Use of the name seems to be mostly confined to the 12th century; before that, it would have retained its original form (Anordis or similar), and after 1200 it had been mostly ousted by its replacement Eleanor.
The form Adenordis is recorded in the 1090s.
It may itself be a corruption of Adamardis, apparently a feminine form of Ademar.

== List ==
People with the name include:

- Adenordis, a sister of Hugo of Chaumont (fl. 1090s)
- Ainora (1102–1147) daughter of Stephen, Count of Blois and Adela of Normandy, also known as Eleanor of Champagne, the first wife of Ralph I, Count of Vermandois who was displaced by Eleanor of Aquitaine's sister Petronilla of Aquitaine, leading to a two years' war (1142–44) in Champagne.

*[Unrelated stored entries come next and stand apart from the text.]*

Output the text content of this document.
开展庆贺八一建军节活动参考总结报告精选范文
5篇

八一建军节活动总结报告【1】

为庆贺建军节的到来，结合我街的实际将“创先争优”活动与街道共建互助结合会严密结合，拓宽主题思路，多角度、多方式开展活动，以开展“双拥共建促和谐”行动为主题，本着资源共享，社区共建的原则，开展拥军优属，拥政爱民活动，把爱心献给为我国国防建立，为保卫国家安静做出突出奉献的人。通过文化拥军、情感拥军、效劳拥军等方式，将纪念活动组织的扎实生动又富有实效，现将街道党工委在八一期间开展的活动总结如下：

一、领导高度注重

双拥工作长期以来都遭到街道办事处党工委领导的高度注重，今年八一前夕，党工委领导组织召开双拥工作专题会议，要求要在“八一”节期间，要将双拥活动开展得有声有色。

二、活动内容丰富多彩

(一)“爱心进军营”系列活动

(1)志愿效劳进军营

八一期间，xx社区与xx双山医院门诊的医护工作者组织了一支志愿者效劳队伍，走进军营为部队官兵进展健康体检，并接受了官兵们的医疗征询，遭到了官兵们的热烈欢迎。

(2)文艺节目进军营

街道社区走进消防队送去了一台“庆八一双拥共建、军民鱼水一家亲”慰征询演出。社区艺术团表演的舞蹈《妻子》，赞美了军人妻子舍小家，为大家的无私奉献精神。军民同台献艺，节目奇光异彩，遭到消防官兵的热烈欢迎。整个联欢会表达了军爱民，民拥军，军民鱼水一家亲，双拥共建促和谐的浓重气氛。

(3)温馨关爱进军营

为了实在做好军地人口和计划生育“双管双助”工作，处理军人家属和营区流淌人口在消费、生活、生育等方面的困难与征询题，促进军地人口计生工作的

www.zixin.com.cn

- Aenor de Châtellerault (c. 1103–1130), also Adenordis, Adamardis, duchess of Aquitaine, wife of William X, Duke of Aquitaine and mother of Eleanor of Aquitaine.
- Aenora (Eleonore) de Vermandois (b. c. 1151, d. between 1204 and 1214), a daughter of Raoul de Vermandois.
- Aenora de Maubanc, also known as Eleanor Malbank, born c. 1172 in Norman England (Cheshire)
- Aénor de Saint-Valery (1192–1250), wife of Robert III of Dreux.